Q Ahmed: Wired World Of Cricket (10 Mar 1997)
The modern day world is now wired through the advent of hightech
10-Mar-1997
10 March 1997
`Wired` world of cricket
Qamar Ahmed
The modern day world is now wired through the advent of hightech. The beaming of events through satellite, the cable channels
have made the world shrink even to the extent that now if you
have facilities available, then you need not step out of your own
sitting room and you watch the world go by.
Cricket is one sport which has its own intriguing and exciting
web-site on the Internet.
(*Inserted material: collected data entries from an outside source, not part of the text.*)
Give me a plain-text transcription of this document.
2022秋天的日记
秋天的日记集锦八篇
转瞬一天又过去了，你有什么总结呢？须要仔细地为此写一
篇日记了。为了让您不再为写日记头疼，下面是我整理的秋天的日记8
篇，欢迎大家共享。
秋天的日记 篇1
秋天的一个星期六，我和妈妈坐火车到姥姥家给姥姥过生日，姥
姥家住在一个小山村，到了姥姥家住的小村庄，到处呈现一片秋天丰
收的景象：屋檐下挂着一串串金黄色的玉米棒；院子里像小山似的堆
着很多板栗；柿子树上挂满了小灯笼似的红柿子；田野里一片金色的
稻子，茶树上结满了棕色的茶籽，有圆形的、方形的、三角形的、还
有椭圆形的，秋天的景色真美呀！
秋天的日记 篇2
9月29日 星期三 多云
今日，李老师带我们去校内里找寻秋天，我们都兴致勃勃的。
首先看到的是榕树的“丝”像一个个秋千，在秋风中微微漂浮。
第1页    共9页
The most interesting being `Cricinfo`,
the self proclaimed "Home of cricket on the Internet".
This British-based site is the 39th largest Web site and the
third largest sports site with the potential of being a genuine
force for providing information on cricket news, features and the
ever changing enjoyable statistics on the game, to the people interested even in the parts where cricket is not played and people
are anxious to find out as to what happened in a Test at Karachi
or Kandy.
A great majority of information that is on the Internet through
various Web sites are provided by mostly the cricket enthusiasts.
It will also provide you a new perspective on the game if you
would think of finding out whether cricket is played in Timbactoo
or under the Rock of Gibraltar.
The Australian Cricket Page, South Australian Library`s Bradman`
site or West Indian Tony Cozier`s online version on his site,
`Cricket`, are all those sites which are full of interest and
anecdotes and stories to thrill a cricket buff. Cricinfo had
Bradman`s Test record match by match and all the detail that one
would like to know about his career at all levels.
Did you know that a cricketer has won a Nobel Prize? Through
Cricinfo`s on-line cricket magazine `Googler`s Gazette` I found
that out that the Irish author Samuel Beckett was the one who
did. A left-handed opener and medium-pace bowler for Dublin
University, Beckett in his only two first class games in 1925 and
1926 made very humble contribution but as a writer Beckett was
Nobel Laureate.
Just zip across the `Coopers and Lybrand` which gives rating to
the players of the game and you would find the latest rankings.
Whether Wasim Akaram is heading the averages or Glen McGrath or
Saeed Anwar amongst the batsmen, is on top of Steve Wough or Greg
Blewett.
Get into the system and you will browse throw a heap of information of Pakistan players and their profiles, as would you find on
the pages of newspaper on the Internet.